When I run my FinBert model it always crashes the RAM in Google Collab at outputs = model(**input)

from transformers.utils.dummy_pt_objects import HubertModel
import textwrap
# Reads all files at once but you will have to upload it again
import pandas as pd
import glob
import numpy as np
import torch


all_files = glob.glob("*.csv")
tickerList = []
textList = []
model.eval()
for filename in all_files:
    # Get ticker symbol
    ticker = filename.split('_', 1)[0].replace('.', '').upper()
    #Read file into dataframe
    df = pd.read_csv(filename)
    headlines_array = np.array(df)
    # Data fram will not be a list of text for tokenizer to process
    text = list(headlines_array[:,0])
    textList.append(text)
    #Checks if we have seen this ticker before 
    if ticker not in tickerList:
      tickerList.append(ticker)

#Gets data to be an acceptable format for our model
    inputs = tokenizer(text, padding = True, truncation = True, return_tensors='pt')
    outputs = model(**inputs)  #time consuming and crashes RAM so can't up int for loop
    predictions = torch.nn.functional.softmax(outputs.logits, dim=-1)

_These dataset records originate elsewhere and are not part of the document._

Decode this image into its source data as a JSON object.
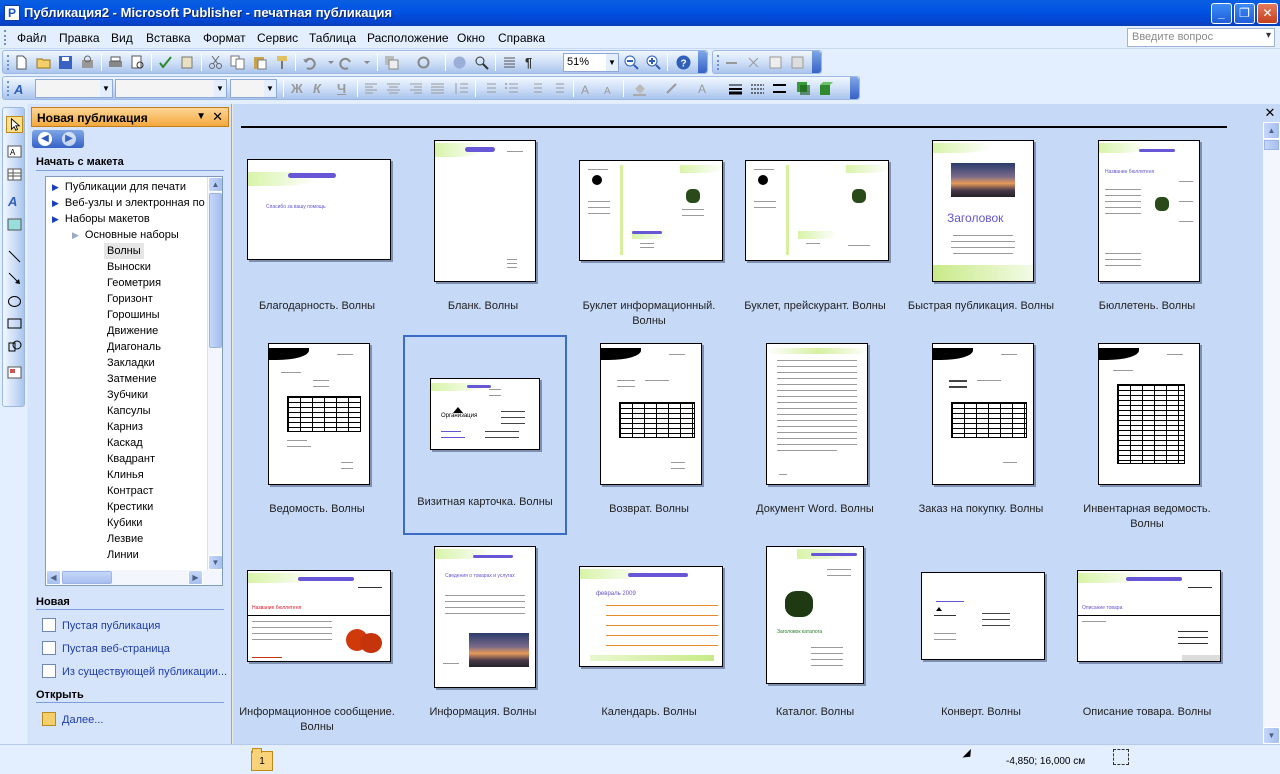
{
  "window": {
    "title": "Публикация2 - Microsoft Publisher - печатная публикация"
  },
  "menu": [
    "Файл",
    "Правка",
    "Вид",
    "Вставка",
    "Формат",
    "Сервис",
    "Таблица",
    "Расположение",
    "Окно",
    "Справка"
  ],
  "question_placeholder": "Введите вопрос",
  "toolbar": {
    "zoom": "51%"
  },
  "taskpane": {
    "title": "Новая публикация",
    "start_section": "Начать с макета",
    "tree": [
      {
        "label": "Публикации для печати",
        "level": 0
      },
      {
        "label": "Веб-узлы и электронная по",
        "level": 0
      },
      {
        "label": "Наборы макетов",
        "level": 0
      },
      {
        "label": "Основные наборы",
        "level": 1
      },
      {
        "label": "Волны",
        "level": 2,
        "selected": true
      },
      {
        "label": "Выноски",
        "level": 2
      },
      {
        "label": "Геометрия",
        "level": 2
      },
      {
        "label": "Горизонт",
        "level": 2
      },
      {
        "label": "Горошины",
        "level": 2
      },
      {
        "label": "Движение",
        "level": 2
      },
      {
        "label": "Диагональ",
        "level": 2
      },
      {
        "label": "Закладки",
        "level": 2
      },
      {
        "label": "Затмение",
        "level": 2
      },
      {
        "label": "Зубчики",
        "level": 2
      },
      {
        "label": "Капсулы",
        "level": 2
      },
      {
        "label": "Карниз",
        "level": 2
      },
      {
        "label": "Каскад",
        "level": 2
      },
      {
        "label": "Квадрант",
        "level": 2
      },
      {
        "label": "Клинья",
        "level": 2
      },
      {
        "label": "Контраст",
        "level": 2
      },
      {
        "label": "Крестики",
        "level": 2
      },
      {
        "label": "Кубики",
        "level": 2
      },
      {
        "label": "Лезвие",
        "level": 2
      },
      {
        "label": "Линии",
        "level": 2
      }
    ],
    "new_section": "Новая",
    "new_links": [
      "Пустая публикация",
      "Пустая веб-страница",
      "Из существующей публикации..."
    ],
    "open_section": "Открыть",
    "open_link": "Далее..."
  },
  "gallery": {
    "tiles": [
      {
        "label": "Благодарность. Волны",
        "kind": "thanks"
      },
      {
        "label": "Бланк. Волны",
        "kind": "letterhead"
      },
      {
        "label": "Буклет информационный. Волны",
        "kind": "brochure"
      },
      {
        "label": "Буклет, прейскурант. Волны",
        "kind": "brochure2"
      },
      {
        "label": "Быстрая публикация. Волны",
        "kind": "quick"
      },
      {
        "label": "Бюллетень. Волны",
        "kind": "newsletter"
      },
      {
        "label": "Ведомость. Волны",
        "kind": "statement"
      },
      {
        "label": "Визитная карточка. Волны",
        "kind": "card",
        "selected": true
      },
      {
        "label": "Возврат. Волны",
        "kind": "refund"
      },
      {
        "label": "Документ Word. Волны",
        "kind": "word"
      },
      {
        "label": "Заказ на покупку. Волны",
        "kind": "order"
      },
      {
        "label": "Инвентарная ведомость. Волны",
        "kind": "inventory"
      },
      {
        "label": "Информационное сообщение. Волны",
        "kind": "flyer"
      },
      {
        "label": "Информация. Волны",
        "kind": "info"
      },
      {
        "label": "Календарь. Волны",
        "kind": "calendar"
      },
      {
        "label": "Каталог. Волны",
        "kind": "catalog"
      },
      {
        "label": "Конверт. Волны",
        "kind": "envelope"
      },
      {
        "label": "Описание товара. Волны",
        "kind": "product"
      }
    ],
    "thumb_text": {
      "thanks": "Спасибо за вашу помощь",
      "quick": "Заголовок",
      "card": "Организация",
      "calendar": "февраль 2009",
      "catalog": "Заголовок каталога",
      "flyer": "Название бюллетеня",
      "product": "Описание товара",
      "info": "Сведения о товарах и услугах",
      "newsletter": "Название бюллетеня"
    }
  },
  "status": {
    "page": "1",
    "coords": "-4,850; 16,000 см"
  }
}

    positive = predictions[:, 0].tolist()
    negative = predictions[:, 1].tolist()
    neutral = predictions[:, 2].tolist()

    table = {'Headline': text,
         'Ticker' : ticker,
         "Positive":positive,
         "Negative":negative, 
         "Neutral":neutral}

    df = pd.DataFrame(table, columns = ["Headline", "Ticker", "Positive", "Negative", "Neutral"])
    final_table = wandb.Table(columns=["Sentence", "Ticker", "Positive", "Negative", "Neutral"])

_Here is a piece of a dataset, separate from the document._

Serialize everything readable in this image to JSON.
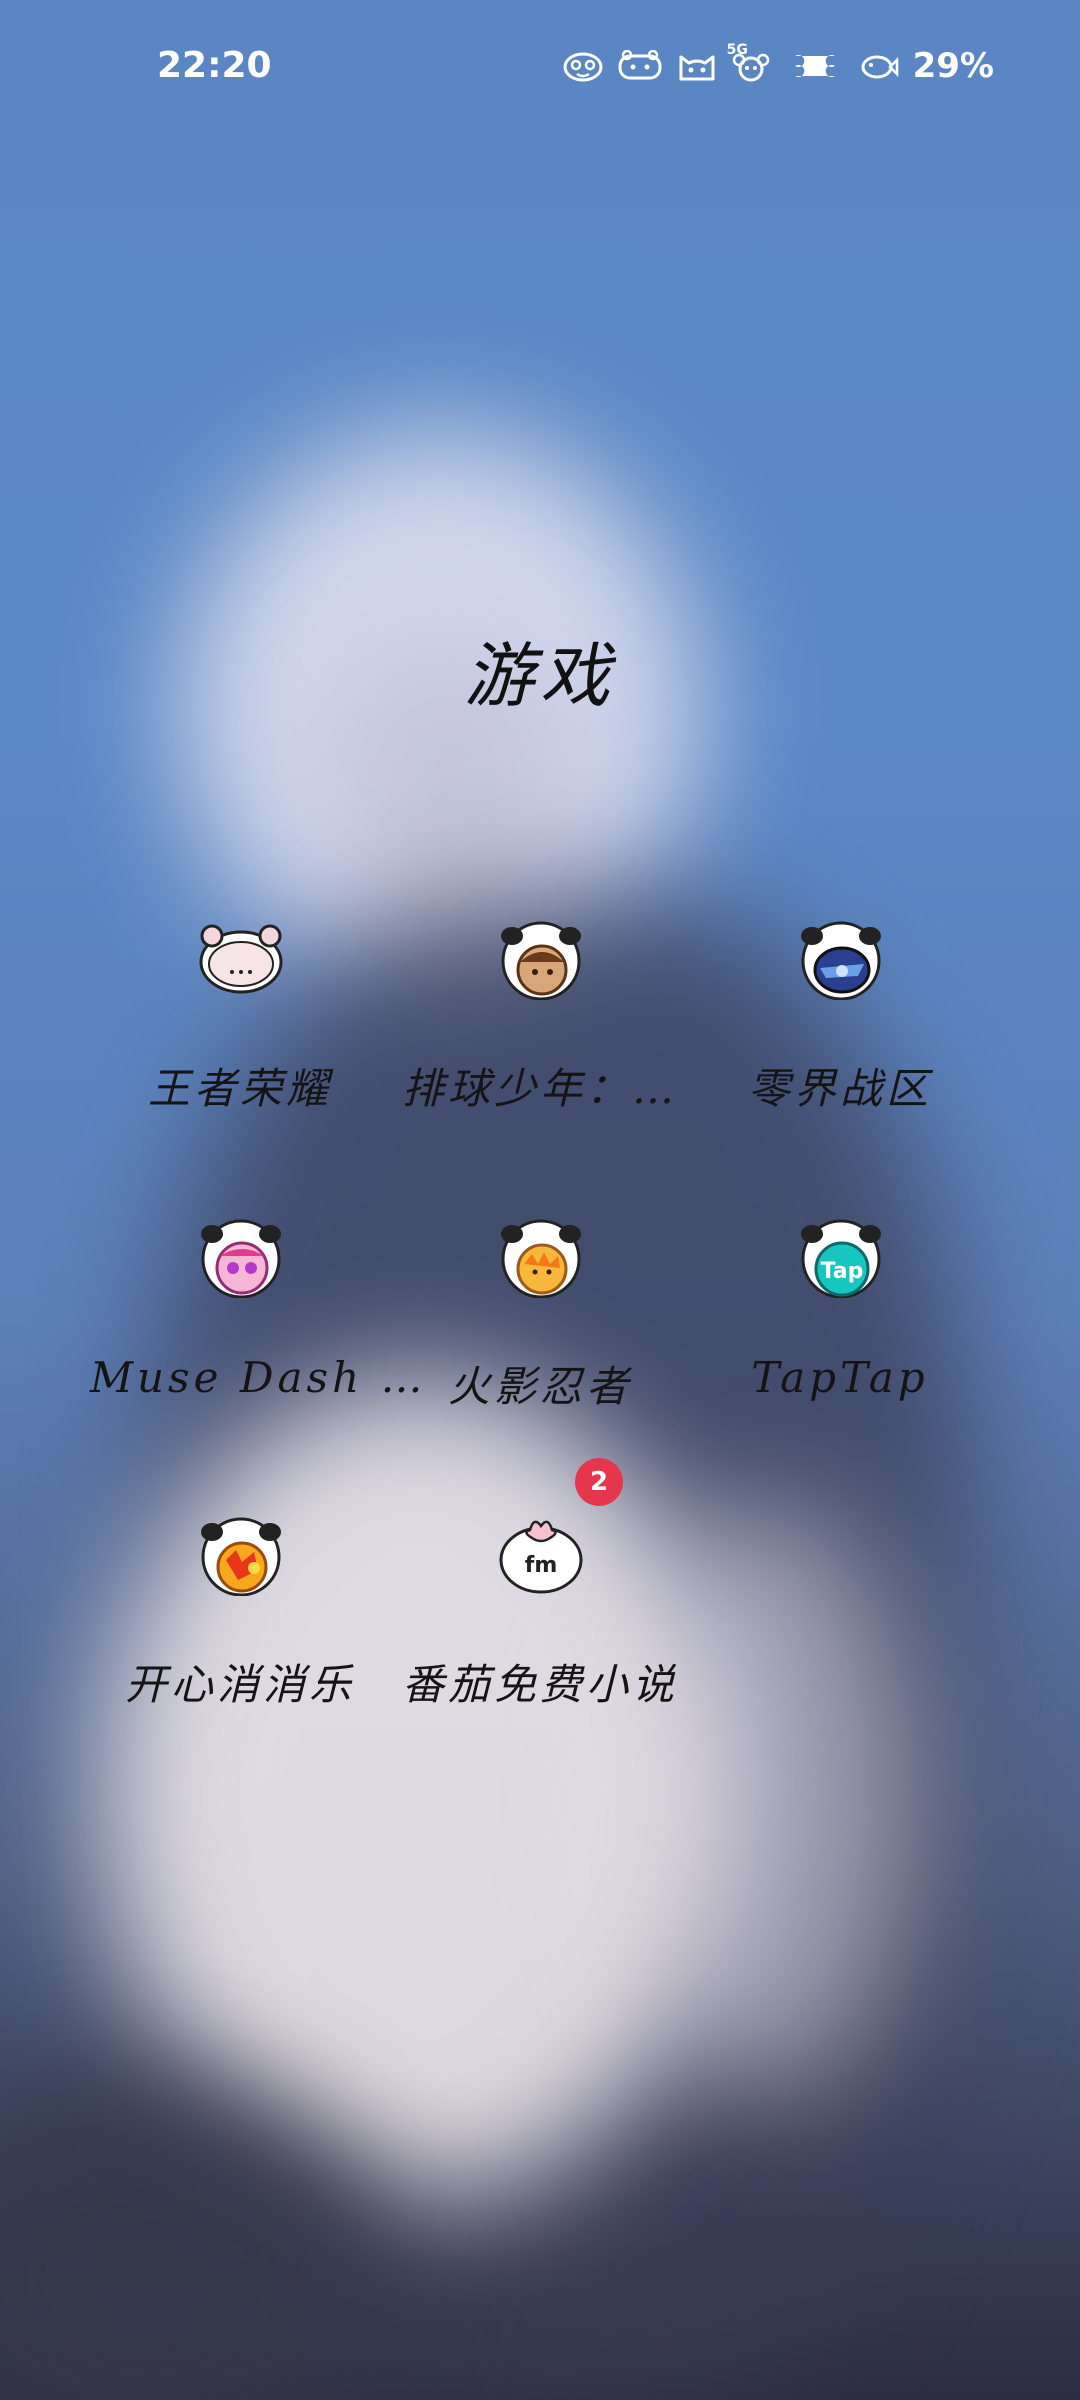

    for headline, pos, neg, neutr in zip(text, predictions[:, 0].tolist(), predictions[:, 1].tolist(), predictions[:, 2].tolist() ): 
      final_table.add_data(headline, ticker, pos, neg, neutr)

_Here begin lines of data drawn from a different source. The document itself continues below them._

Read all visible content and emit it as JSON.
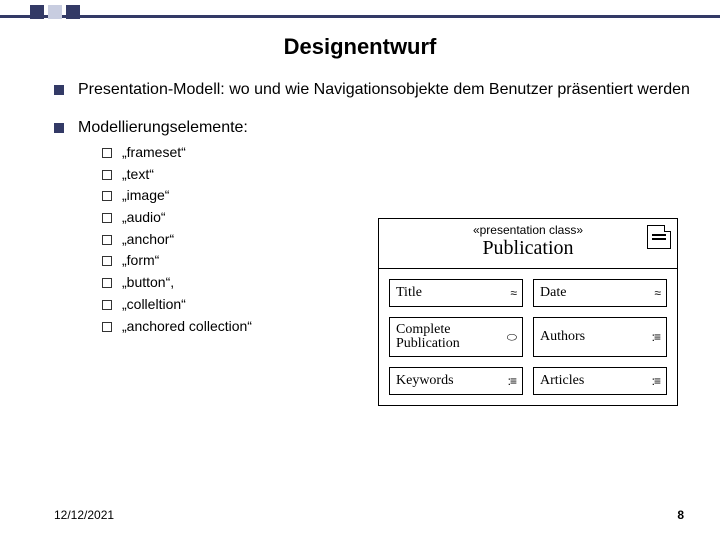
{
  "title": "Designentwurf",
  "bullets": [
    {
      "text": "Presentation-Modell: wo und wie Navigationsobjekte dem Benutzer präsentiert werden"
    },
    {
      "text": "Modellierungselemente:",
      "sub": [
        "„frameset“",
        "„text“",
        "„image“",
        "„audio“",
        "„anchor“",
        "„form“",
        "„button“,",
        "„colleltion“",
        "„anchored collection“"
      ]
    }
  ],
  "diagram": {
    "stereotype": "«presentation class»",
    "title": "Publication",
    "cells": [
      [
        {
          "label": "Title",
          "mark": "≈"
        },
        {
          "label": "Date",
          "mark": "≈"
        }
      ],
      [
        {
          "label": "Complete Publication",
          "mark": "⬭"
        },
        {
          "label": "Authors",
          "mark": ":≡"
        }
      ],
      [
        {
          "label": "Keywords",
          "mark": ":≡"
        },
        {
          "label": "Articles",
          "mark": ":≡"
        }
      ]
    ]
  },
  "footer": {
    "date": "12/12/2021",
    "page": "8"
  }
}
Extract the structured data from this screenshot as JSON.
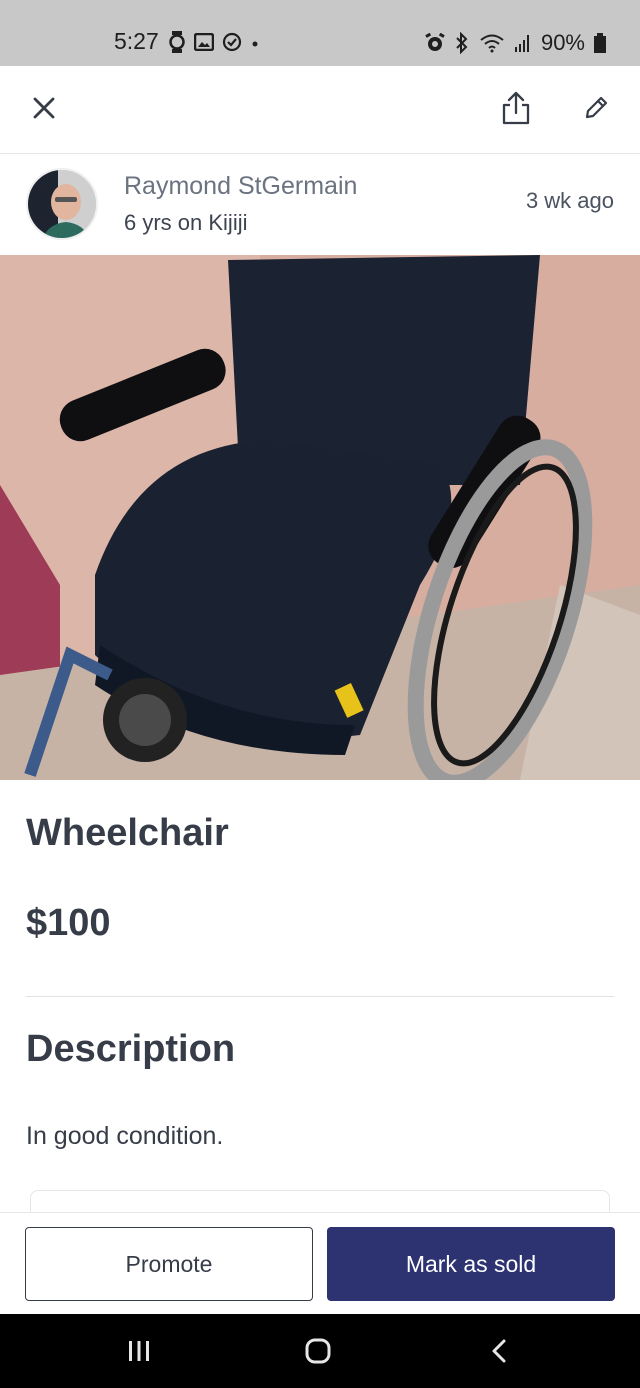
{
  "status_bar": {
    "time": "5:27",
    "battery": "90%",
    "left_icons": [
      "watch-icon",
      "gallery-icon",
      "check-circle-icon",
      "dot-icon"
    ],
    "right_icons": [
      "alarm-icon",
      "bluetooth-icon",
      "wifi-icon",
      "signal-icon",
      "battery-icon"
    ]
  },
  "toolbar": {
    "close_icon": "close-icon",
    "share_icon": "share-icon",
    "edit_icon": "pencil-icon"
  },
  "seller": {
    "name": "Raymond StGermain",
    "tenure": "6 yrs on Kijiji",
    "posted": "3 wk  ago"
  },
  "listing": {
    "title": "Wheelchair",
    "price": "$100",
    "description_heading": "Description",
    "description": "In good condition."
  },
  "actions": {
    "promote_label": "Promote",
    "mark_sold_label": "Mark as sold"
  },
  "colors": {
    "primary": "#2d3271",
    "text": "#373d48",
    "status_bar": "#c8c8c8"
  },
  "nav_bar": {
    "icons": [
      "recents-icon",
      "home-icon",
      "back-icon"
    ]
  }
}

Not quite sure what is going wrong as outputs = model(**input) runs fine outside the for loop but does not seems to run even once when I bring it inside the for loop.

cronoik
  • 15,434
  • 3
  • 40
  • 78
  • I assume that some of your datasets are pretty large and therefore you can not perform predictions in one pass? Try to limit the number of rows you feed into your model. – cronoik Apr 02 '22 at 15:26

1 Answers1

0

You do

text = list(headlines_array[:,0])

and then later,

inputs = tokenizer(text, padding = True, truncation = True, return_tensors='pt')

Hence, you give the tokenizer a list of text. It will return you a tensor for every element in your headlines_array. Unless you give it in batches, the model will calculate the predictions all at once. That can cause a memory problem.

You can do something like:

def chunks(lst, n):
    """Yield successive n-sized chunks from list."""
    for i in range(0, len(lst), n):
        yield lst[i:i + n]

batch_size = 16
for batch in chunks(text, batch_size):
    inputs = tokenizer(batch, padding = True, truncation = True, return_tensors='pt')

And then continue with rest of your code.

Note: The chunks function is from How do you split a list into evenly sized chunks?